El presidente de Daniel Noboa decretó este martes un nuevo estado de excepción en diez provincias y tres municipios de Ecuador, argumentando una “grave conmoción interna” provocada por el incremento de la violencia vinculada a grupos del narcotráfico y otras organizaciones delictivas.
La medida tendrá una duración de 60 días y permitirá el despliegue de militares en las calles para reforzar las acciones de seguridad. Además, el decreto contempla la suspensión de los derechos a la inviolabilidad del domicilio y de la correspondencia en las zonas afectadas.
Según datos oficiales, entre el 1 de mayo y el 12 de junio se registraron 879 homicidios en los territorios incluidos en la declaratoria. Las autoridades sostienen que existe una reconfiguración de estructuras criminales y un aumento de la violencia en varias provincias costeras, andinas y amazónicas del país.
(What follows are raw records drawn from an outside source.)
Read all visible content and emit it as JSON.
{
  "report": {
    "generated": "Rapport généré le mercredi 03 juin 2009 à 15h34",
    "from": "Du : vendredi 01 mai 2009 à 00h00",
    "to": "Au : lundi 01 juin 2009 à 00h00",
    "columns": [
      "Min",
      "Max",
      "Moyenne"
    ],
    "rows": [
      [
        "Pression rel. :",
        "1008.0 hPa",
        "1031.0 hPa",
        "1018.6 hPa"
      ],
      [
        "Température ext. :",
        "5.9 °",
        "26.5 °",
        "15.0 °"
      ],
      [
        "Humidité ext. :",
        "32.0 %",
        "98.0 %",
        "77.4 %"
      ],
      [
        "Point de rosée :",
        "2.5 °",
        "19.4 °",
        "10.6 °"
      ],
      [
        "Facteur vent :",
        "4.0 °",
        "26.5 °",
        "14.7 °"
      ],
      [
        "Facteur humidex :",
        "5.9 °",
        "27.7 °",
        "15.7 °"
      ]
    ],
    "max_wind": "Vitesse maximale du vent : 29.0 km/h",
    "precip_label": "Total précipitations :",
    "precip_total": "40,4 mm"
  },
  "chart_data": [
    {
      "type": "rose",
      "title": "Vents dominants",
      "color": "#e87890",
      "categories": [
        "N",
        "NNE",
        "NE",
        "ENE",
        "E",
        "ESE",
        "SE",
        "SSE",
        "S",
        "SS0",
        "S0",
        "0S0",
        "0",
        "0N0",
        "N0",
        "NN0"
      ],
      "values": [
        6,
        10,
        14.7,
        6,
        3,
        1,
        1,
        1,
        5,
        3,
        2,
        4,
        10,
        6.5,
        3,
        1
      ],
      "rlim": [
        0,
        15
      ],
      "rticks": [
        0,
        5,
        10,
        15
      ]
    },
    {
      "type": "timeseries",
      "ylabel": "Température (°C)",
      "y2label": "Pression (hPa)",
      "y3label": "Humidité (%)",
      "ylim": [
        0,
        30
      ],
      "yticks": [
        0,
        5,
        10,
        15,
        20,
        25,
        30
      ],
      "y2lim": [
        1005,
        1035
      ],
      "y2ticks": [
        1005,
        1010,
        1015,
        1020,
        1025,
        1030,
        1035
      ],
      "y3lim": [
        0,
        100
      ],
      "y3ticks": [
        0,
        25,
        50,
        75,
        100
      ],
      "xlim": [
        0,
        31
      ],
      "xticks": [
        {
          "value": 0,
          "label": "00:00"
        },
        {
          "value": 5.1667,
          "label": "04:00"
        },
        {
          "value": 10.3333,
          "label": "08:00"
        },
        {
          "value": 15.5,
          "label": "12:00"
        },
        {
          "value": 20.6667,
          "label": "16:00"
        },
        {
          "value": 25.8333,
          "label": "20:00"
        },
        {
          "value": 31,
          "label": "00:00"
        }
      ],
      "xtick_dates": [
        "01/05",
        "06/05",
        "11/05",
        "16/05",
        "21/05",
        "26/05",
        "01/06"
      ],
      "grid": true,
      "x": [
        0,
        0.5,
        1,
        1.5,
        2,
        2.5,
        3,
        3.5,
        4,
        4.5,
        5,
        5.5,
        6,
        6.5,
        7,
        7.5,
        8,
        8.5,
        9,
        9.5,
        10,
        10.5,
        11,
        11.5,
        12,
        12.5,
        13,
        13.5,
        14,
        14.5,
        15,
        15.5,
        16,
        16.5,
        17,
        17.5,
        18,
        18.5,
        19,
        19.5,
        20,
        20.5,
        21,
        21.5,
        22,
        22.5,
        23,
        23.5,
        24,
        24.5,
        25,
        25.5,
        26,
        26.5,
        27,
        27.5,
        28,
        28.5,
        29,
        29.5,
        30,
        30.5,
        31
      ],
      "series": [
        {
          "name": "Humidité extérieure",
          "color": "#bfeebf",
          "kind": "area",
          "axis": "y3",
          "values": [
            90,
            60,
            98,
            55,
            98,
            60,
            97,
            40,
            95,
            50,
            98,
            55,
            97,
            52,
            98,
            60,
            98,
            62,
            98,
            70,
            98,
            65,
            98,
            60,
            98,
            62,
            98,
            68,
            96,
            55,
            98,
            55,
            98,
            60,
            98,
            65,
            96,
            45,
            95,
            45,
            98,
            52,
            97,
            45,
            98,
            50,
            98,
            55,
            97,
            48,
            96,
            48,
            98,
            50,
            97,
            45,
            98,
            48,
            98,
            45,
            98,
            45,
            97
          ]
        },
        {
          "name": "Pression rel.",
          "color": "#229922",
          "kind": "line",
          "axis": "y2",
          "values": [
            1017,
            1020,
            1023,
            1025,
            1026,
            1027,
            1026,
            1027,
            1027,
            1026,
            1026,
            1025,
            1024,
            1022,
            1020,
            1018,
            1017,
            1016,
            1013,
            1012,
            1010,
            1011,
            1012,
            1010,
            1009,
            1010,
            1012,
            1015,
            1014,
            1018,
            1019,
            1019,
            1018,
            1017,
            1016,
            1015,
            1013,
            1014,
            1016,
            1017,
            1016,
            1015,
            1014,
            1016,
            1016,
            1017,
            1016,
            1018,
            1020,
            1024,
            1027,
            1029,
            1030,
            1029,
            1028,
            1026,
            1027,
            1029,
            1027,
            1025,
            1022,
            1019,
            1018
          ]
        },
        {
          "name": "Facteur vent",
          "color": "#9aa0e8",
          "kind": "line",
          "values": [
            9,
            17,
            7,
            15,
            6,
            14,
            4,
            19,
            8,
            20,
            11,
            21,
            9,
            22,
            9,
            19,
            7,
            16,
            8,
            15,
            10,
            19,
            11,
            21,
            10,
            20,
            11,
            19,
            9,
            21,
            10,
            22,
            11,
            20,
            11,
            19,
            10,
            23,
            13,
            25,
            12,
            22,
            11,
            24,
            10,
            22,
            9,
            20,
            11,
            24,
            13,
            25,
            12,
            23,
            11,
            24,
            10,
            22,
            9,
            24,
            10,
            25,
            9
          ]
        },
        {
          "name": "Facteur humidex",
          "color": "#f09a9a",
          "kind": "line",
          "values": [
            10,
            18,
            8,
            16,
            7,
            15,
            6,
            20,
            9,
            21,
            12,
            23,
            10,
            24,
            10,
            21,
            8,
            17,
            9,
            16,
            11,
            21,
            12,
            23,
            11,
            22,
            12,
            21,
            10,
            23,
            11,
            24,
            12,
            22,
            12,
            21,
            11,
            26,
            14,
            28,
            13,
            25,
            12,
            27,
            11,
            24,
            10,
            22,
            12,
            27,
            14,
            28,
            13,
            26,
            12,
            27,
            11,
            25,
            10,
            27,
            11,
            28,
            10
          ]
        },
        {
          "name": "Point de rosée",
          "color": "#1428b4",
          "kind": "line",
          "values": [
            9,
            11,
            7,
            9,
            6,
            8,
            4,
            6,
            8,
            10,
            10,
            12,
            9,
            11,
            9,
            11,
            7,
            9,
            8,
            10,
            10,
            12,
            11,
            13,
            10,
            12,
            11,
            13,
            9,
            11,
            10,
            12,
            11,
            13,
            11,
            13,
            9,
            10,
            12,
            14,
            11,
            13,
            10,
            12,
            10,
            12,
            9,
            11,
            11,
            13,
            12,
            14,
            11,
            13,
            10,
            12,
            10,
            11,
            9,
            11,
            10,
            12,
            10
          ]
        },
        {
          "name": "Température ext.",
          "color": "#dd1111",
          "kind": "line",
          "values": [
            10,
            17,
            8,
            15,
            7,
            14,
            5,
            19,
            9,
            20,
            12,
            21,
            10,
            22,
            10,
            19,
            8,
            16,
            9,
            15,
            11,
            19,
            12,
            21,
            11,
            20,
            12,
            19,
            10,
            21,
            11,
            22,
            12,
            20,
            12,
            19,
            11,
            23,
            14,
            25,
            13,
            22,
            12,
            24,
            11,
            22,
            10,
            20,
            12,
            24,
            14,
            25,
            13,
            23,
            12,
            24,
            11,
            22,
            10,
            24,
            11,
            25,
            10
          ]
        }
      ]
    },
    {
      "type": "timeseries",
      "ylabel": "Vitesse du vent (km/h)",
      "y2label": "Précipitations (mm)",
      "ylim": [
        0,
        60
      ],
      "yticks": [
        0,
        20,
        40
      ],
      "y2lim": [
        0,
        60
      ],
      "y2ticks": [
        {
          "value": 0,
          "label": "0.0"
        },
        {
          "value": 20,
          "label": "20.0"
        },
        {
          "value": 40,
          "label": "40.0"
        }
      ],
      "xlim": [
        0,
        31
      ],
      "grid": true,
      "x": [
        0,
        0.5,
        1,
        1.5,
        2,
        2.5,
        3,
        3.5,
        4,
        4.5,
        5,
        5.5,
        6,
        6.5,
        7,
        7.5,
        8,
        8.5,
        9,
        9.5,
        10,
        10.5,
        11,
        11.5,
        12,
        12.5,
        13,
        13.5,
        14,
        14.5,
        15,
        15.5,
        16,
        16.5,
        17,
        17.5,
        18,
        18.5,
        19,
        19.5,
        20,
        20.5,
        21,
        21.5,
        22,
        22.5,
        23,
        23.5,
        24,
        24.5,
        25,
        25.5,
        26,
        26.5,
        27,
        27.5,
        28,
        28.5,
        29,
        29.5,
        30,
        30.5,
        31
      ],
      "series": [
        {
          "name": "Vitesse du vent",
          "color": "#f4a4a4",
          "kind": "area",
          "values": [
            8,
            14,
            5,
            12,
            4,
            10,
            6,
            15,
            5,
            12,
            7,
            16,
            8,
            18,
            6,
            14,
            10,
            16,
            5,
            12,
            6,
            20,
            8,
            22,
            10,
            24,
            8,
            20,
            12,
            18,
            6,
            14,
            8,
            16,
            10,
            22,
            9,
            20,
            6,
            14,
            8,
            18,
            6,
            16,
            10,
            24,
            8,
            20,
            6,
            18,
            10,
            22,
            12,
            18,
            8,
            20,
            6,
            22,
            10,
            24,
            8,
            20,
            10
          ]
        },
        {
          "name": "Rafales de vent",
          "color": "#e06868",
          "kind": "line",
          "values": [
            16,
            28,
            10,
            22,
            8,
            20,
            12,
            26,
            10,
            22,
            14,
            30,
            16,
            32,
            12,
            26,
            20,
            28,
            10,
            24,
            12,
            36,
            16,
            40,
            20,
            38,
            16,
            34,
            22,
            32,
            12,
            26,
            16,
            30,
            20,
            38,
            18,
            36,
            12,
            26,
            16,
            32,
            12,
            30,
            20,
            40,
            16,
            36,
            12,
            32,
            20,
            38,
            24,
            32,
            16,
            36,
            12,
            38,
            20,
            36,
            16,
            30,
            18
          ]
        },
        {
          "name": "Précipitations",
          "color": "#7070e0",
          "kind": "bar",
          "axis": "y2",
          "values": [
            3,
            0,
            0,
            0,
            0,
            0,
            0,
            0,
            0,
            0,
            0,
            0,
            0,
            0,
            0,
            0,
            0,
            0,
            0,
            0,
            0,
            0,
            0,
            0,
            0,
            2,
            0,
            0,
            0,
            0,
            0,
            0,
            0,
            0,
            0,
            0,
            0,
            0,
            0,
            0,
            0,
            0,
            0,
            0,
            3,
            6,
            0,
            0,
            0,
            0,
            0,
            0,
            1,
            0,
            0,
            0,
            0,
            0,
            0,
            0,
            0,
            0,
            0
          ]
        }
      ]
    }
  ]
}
Este nuevo estado de excepción se produce apenas dos semanas después de que concluyera una medida similar. El Gobierno asegura que busca contener el avance de bandas dedicadas al narcotráfico, la extorsión, el secuestro y la minería ilegal, mientras organizaciones de derechos humanos mantienen preocupaciones sobre posibles excesos en el uso de la fuerza pública.